После этих слов Эрик осторожно берёт у Стефани фонарик.
– Э-э-э… и как они работают? – спрашивает он меня.
Я беру витринный образец и разворачиваю.
– Ты пишешь желание – или несколько желаний, если хочешь, – маркером, потом раскрываешь фонарик, слегка его встряхнув – ну, как мешок для мусора. Это легче сделать на улице, когда дует ветер, – добавляю я, когда фонарик в моей руке немного дёргается и складывается с одной стороны. Он такой большой, что его трудно раскрыть в замкнутом пространстве с медленными потоками воздуха. Я показываю на топливный брикетик внизу. – Затем поджигаешь его, начиная с углов. Будет легче, если кто-то поможет и придержит фонарик, пока ты это делаешь. Потом поверни фонарик так, чтобы пламя было внизу, держи его за верёвочки и жди, когда он наполнится горячим воздухом, как воздушный шар. А когда будешь готов, приподними его, и он взлетит.
Эрик подозрительно смотрит на меня и на фонарик.
– Ну, наверное, это не хуже, чем китайский альманах[16], или кристаллы, или ещё что.
– Хватит нести негатив, – укоряет его Стефани. – Год назад Бонни пожелала на фонарике, чтобы Джуд её заметил, и с тех пор они встречаются!
В этом я никак не замешана. Бонни не рассказывала мне о своём желании, а если бы и рассказала, то не уверена, что стала бы помогать (когда я однажды попыталась помочь ей расправить фонарик, она на меня накричала и сказала, что сама справится, так что она бы вряд ли захотела, чтобы я лезла в её жизнь).
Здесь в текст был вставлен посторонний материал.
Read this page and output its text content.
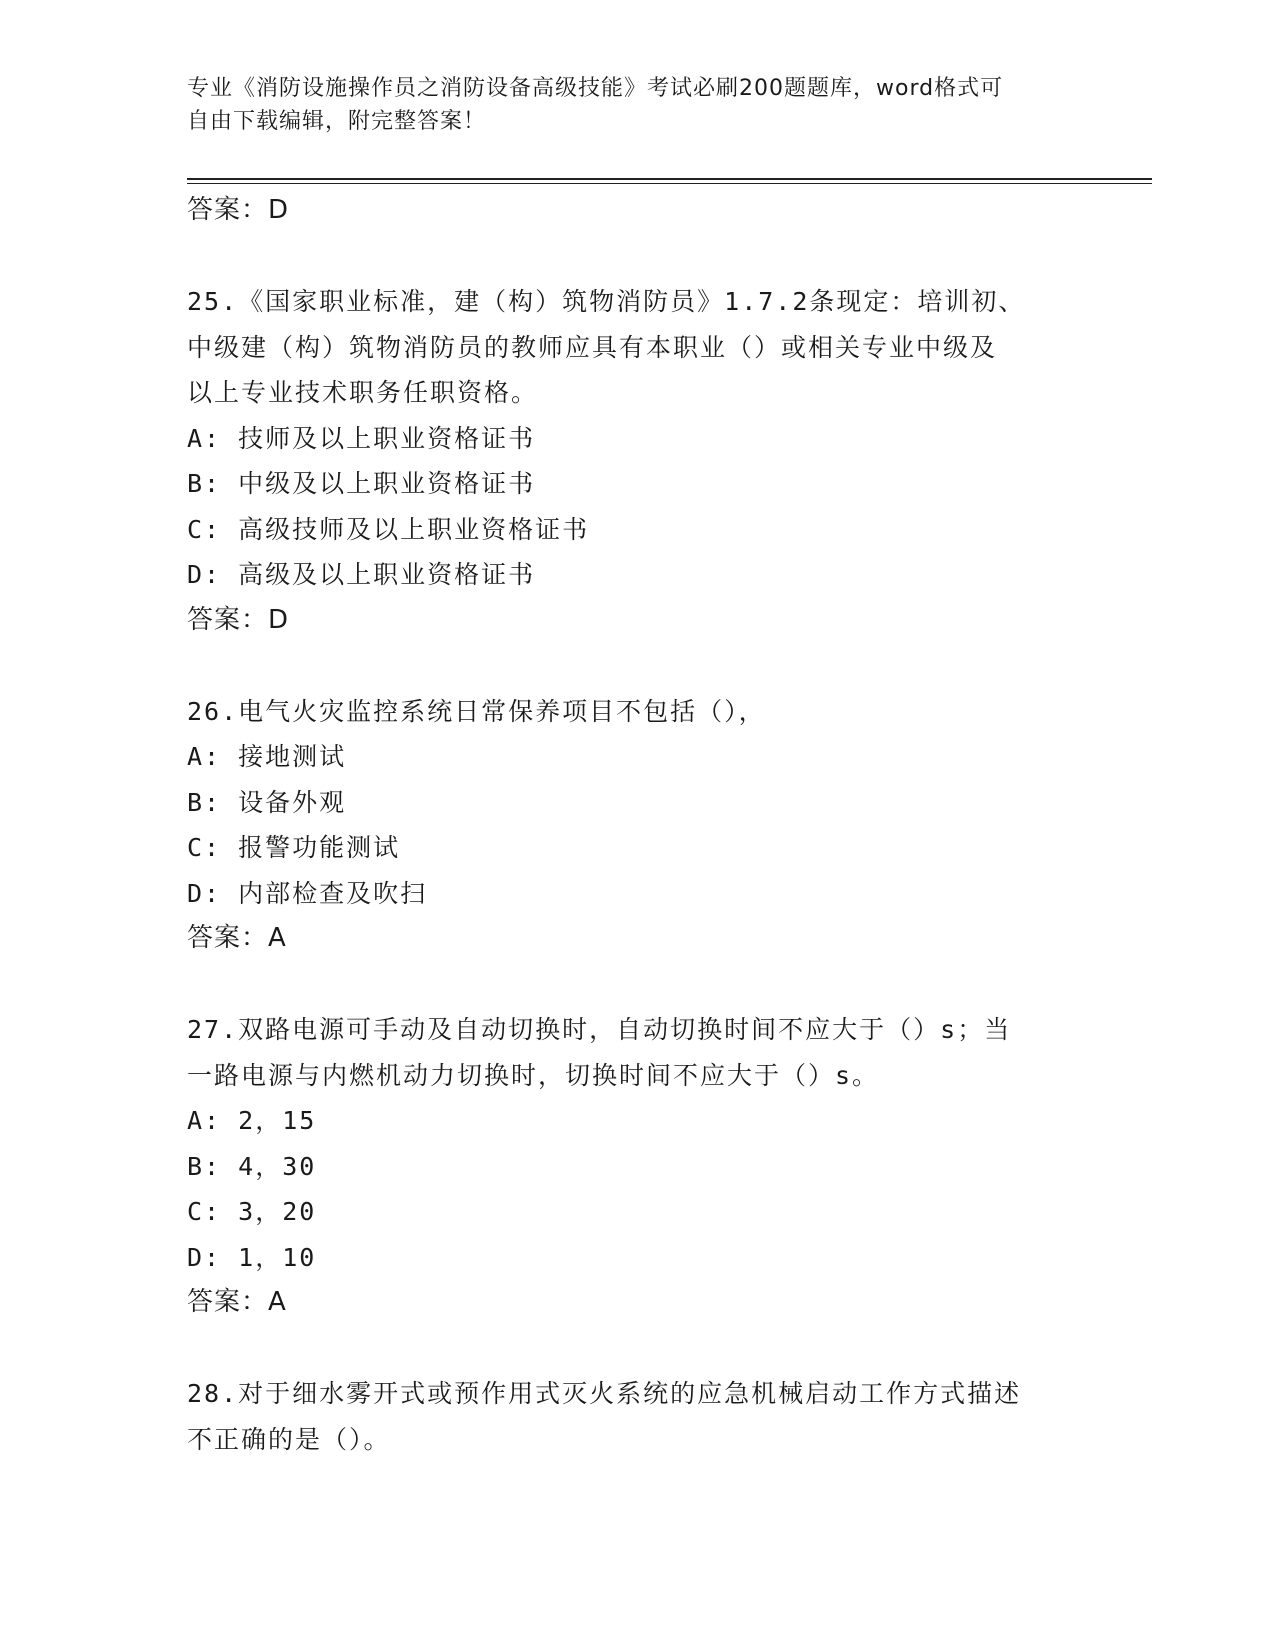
专业《消防设施操作员之消防设备高级技能》考试必刷200题题库，word格式可
自由下载编辑，附完整答案！
答案：D
25.《国家职业标准，建（构）筑物消防员》1.7.2条现定：培训初、
中级建（构）筑物消防员的教师应具有本职业（）或相关专业中级及
以上专业技术职务任职资格。
A: 技师及以上职业资格证书
B: 中级及以上职业资格证书
C: 高级技师及以上职业资格证书
D: 高级及以上职业资格证书
答案：D
26.电气火灾监控系统日常保养项目不包括（），
A: 接地测试
B: 设备外观
C: 报警功能测试
D: 内部检查及吹扫
答案：A
27.双路电源可手动及自动切换时，自动切换时间不应大于（）s；当
一路电源与内燃机动力切换时，切换时间不应大于（）s。
A: 2，15
B: 4，30
C: 3，20
D: 1，10
答案：A
28.对于细水雾开式或预作用式灭火系统的应急机械启动工作方式描述
不正确的是（）。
Стефани поворачивается ко мне.
– Представляешь, родители Эрика не поддерживают его мечту – не хотят, чтобы он играл в баскетбол в колледже! А он же, ну, восходящая звезда! Никто не забивает столько трёхочковых слэмданков, сколько ты, малыш.
Эрик краснеет.
– Я просто хочу, чтобы они меня послушали, – тихо говорит он. – Они хотят, чтобы я сосредоточился на учёбе, но я ведь могу и учиться, и играть. Да и вообще, разве баскетбольная стипендия – это не круто? Даже если ради неё мне придётся играть во время учёбы. – Он вздыхает. – Хотя тебе необязательно выслушивать всю историю моей жизни. Спасибо, – добавляет он и берёт ещё один фонарик с витрины, жестом показывая Стефани, что это для неё.
Стефани улыбается.
– А теперь у нас свидание, – говорит она и берёт Эрика под руку.
– Удачи! – отвечаю я, когда они направляются к кассе. – Да найдут свет ваши желания!
Про себя я снова довольно потираю руки. Может, это и не сработает (иногда у нас с Найнай ничего не получалось, несмотря на все усилия́), но у меня, по крайней мере, есть идея, что можно попробовать сделать для Эрика, пусть даже и минимально.
И для этого мне определённо понадобится мой партнёр. Он будет анонимным дополнением к силам, имеющимся в распоряжении «Фонариков желаний».
Делать что-то, что может спасти магазинчик (и в процессе ещё и помогать кому-то), так приятно, что полностью заглушает чувство вины. А то, что Стефани Ли не ненавидит меня за ту радость по случаю её почти смерти, – отличная вишенка сверху.